Bacanay, who was able to defeat Springdale’s Albert “Spider Monkey” Mendoza in the second round of his July 13 fight with a rear naked chokehold, said the most pain inflicted in a ring is “not as bad as you think. It doesn’t hurt when you do it, to be honest with you.”
Still, it’s the safety of the sport and the potential for serious injuries, which take place more frequently with amateurs than professionals, that has John Mattingly of the Arkansas State Athletic Commission concerned.
Mattingly, who has been the commission’s secretary for three years, said that around last October the applications to be amateur MMA promoters began to rapidly increase. Beginning with a March 10 event in Jonesboro, the ASAC decided to require all MMA fighters to sign affidavits that say they have never acceptable more than $50 to be in a fight.

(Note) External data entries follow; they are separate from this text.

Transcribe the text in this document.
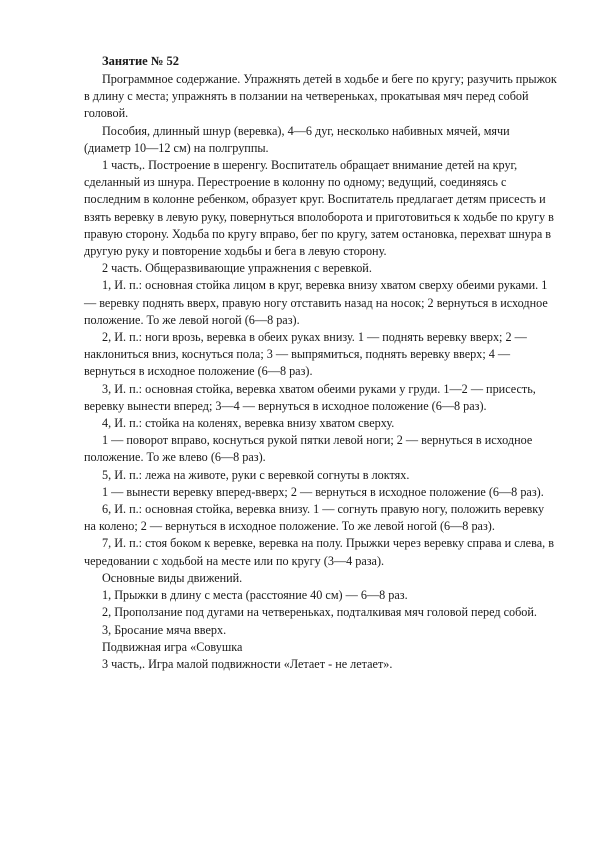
Занятие № 52

Программное содержание. Упражнять детей в ходьбе и беге по кругу; разучить прыжок в длину с места; упражнять в ползании на четвереньках, прокатывая мяч перед собой головой.

Пособия, длинный шнур (веревка), 4—6 дуг, несколько набивных мячей, мячи (диаметр 10—12 см) на полгруппы.

1 часть,. Построение в шеренгу. Воспитатель обращает внимание детей на круг, сделанный из шнура. Перестроение в колонну по одному; ведущий, соединяясь с последним в колонне ребенком, образует круг. Воспитатель предлагает детям присесть и взять веревку в левую руку, повернуться вполоборота и приготовиться к ходьбе по кругу в правую сторону. Ходьба по кругу вправо, бег по кругу, затем остановка, перехват шнура в другую руку и повторение ходьбы и бега в левую сторону.

2 часть. Общеразвивающие упражнения с веревкой.

1, И. п.: основная стойка лицом в круг, веревка внизу хватом сверху обеими руками. 1 — веревку поднять вверх, правую ногу отставить назад на носок; 2 вернуться в исходное положение. То же левой ногой (6—8 раз).

2, И. п.: ноги врозь, веревка в обеих руках внизу. 1 — поднять веревку вверх; 2 — наклониться вниз, коснуться пола; 3 — выпрямиться, поднять веревку вверх; 4 — вернуться в исходное положение (6—8 раз).

3, И. п.: основная стойка, веревка хватом обеими руками у груди. 1—2 — присесть, веревку вынести вперед; 3—4 — вернуться в исходное положение (6—8 раз).

4, И. п.: стойка на коленях, веревка внизу хватом сверху.

1 — поворот вправо, коснуться рукой пятки левой ноги; 2 — вернуться в исходное положение. То же влево (6—8 раз).

5, И. п.: лежа на животе, руки с веревкой согнуты в локтях.

1 — вынести веревку вперед-вверх; 2 — вернуться в исходное положение (6—8 раз).

6, И. п.: основная стойка, веревка внизу. 1 — согнуть правую ногу, положить веревку на колено; 2 — вернуться в исходное положение. То же левой ногой (6—8 раз).

7, И. п.: стоя боком к веревке, веревка на полу. Прыжки через веревку справа и слева, в чередовании с ходьбой на месте или по кругу (3—4 раза).

Основные виды движений.

1, Прыжки в длину с места (расстояние 40 см) — 6—8 раз.

2, Проползание под дугами на четвереньках, подталкивая мяч головой перед собой.

3, Бросание мяча вверх.

Подвижная игра «Совушка

3 часть,. Игра малой подвижности «Летает - не летает».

Although Arkansas is just one of the 19 states where MMA is legal, the state is near the end of the line when it comes to how much power it has to regulate amateur events. Piet Wilhelm, a former MMA fighter who runs several schools in Tulsa and served as the referee for the July 13 event, said that states such as New York and New Jersey require fighters to undergo a long list of prefight health inspections, including a CAT scan and various blood work.

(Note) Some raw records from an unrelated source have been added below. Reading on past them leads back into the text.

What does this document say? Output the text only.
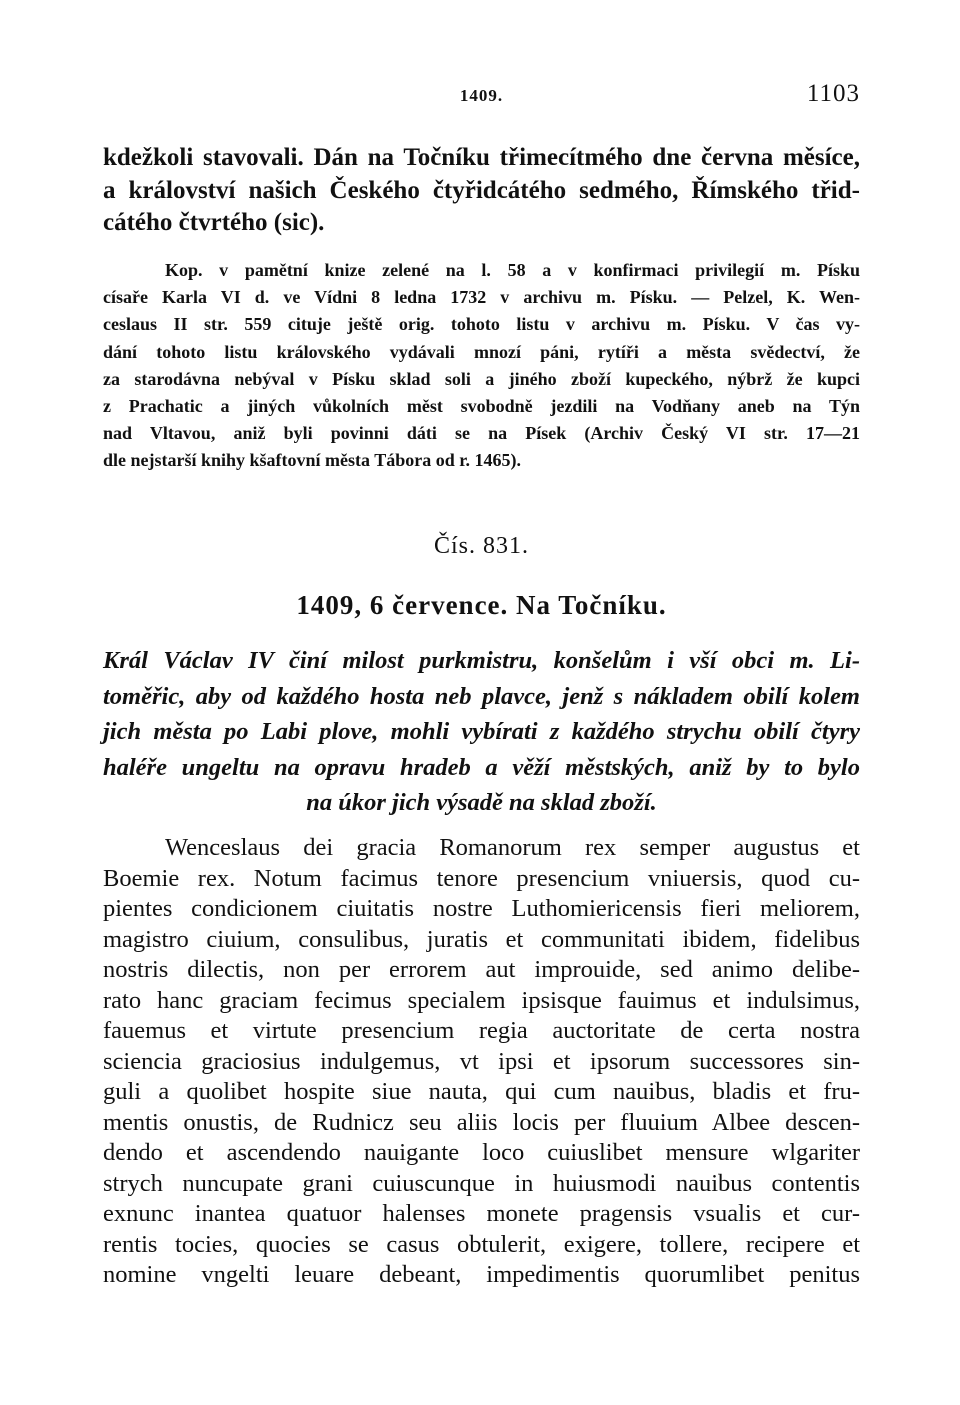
1409.	1103
kdežkoli stavovali. Dán na Točníku třimecítmého dne června měsíce,
a království našich Českého čtyřidcátého sedmého, Římského třid-
cátého čtvrtého (sic).
Kop. v pamětní knize zelené na l. 58 a v konfirmaci privilegií m. Písku
císaře Karla VI d. ve Vídni 8 ledna 1732 v archivu m. Písku. — Pelzel, K. Wen-
ceslaus II str. 559 cituje ještě orig. tohoto listu v archivu m. Písku. V čas vy-
dání tohoto listu královského vydávali mnozí páni, rytíři a města svědectví, že
za starodávna nebýval v Písku sklad soli a jiného zboží kupeckého, nýbrž že kupci
z Prachatic a jiných vůkolních měst svobodně jezdili na Vodňany aneb na Týn
nad Vltavou, aniž byli povinni dáti se na Písek (Archiv Český VI str. 17—21
dle nejstarší knihy kšaftovní města Tábora od r. 1465).
Čís. 831.
1409, 6 července. Na Točníku.
Král Václav IV činí milost purkmistru, konšelům i vší obci m. Li-
toměřic, aby od každého hosta neb plavce, jenž s nákladem obilí kolem
jich města po Labi plove, mohli vybírati z každého strychu obilí čtyry
haléře ungeltu na opravu hradeb a věží městských, aniž by to bylo
na úkor jich výsadě na sklad zboží.
Wenceslaus dei gracia Romanorum rex semper augustus et
Boemie rex. Notum facimus tenore presencium vniuersis, quod cu-
pientes condicionem ciuitatis nostre Luthomiericensis fieri meliorem,
magistro ciuium, consulibus, juratis et communitati ibidem, fidelibus
nostris dilectis, non per errorem aut improuide, sed animo delibe-
rato hanc graciam fecimus specialem ipsisque fauimus et indulsimus,
fauemus et virtute presencium regia auctoritate de certa nostra
sciencia graciosius indulgemus, vt ipsi et ipsorum successores sin-
guli a quolibet hospite siue nauta, qui cum nauibus, bladis et fru-
mentis onustis, de Rudnicz seu aliis locis per fluuium Albee descen-
dendo et ascendendo nauigante loco cuiuslibet mensure wlgariter
strych nuncupate grani cuiuscunque in huiusmodi nauibus contentis
exnunc inantea quatuor halenses monete pragensis vsualis et cur-
rentis tocies, quocies se casus obtulerit, exigere, tollere, recipere et
nomine vngelti leuare debeant, impedimentis quorumlibet penitus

“In Oklahoma and Arkansas, the only thing they require you to have is a heartbeat,” Wilhelm said.
The commission has far more regulations and restrictions for pro and semipro fights than were established in 1999, but with a lack of professional promoters in the state, the focus is mostly placed on the growing number of amateur fights.
In order for a fight to be legal, a member of the ASAC has to be in attendance. Under an ideal setup, doctors will be on hand to give physicals before the fight and do checkups afterward. Ideally, promoters will provide health insurance in case serious injuries to occur.
“If we don’t do that somebody’s going to get real hurt and that’s going to be bad for the sport,” Mattingly said.
Mattingly was one of several representatives from the state who attended the Association of Boxing Commissions’ annual national convention in Miami this past week as states attempt to find a way to regulate a sport that has clearly become the new king of the ring, knocking out the purists and pugilists of boxing during the process.
“It is taking away from boxing but boxing’s been losing ground for several years,” Mattingly said. “There’s more action. Younger people like more action. As long as they get that, it’ll continue to grow.”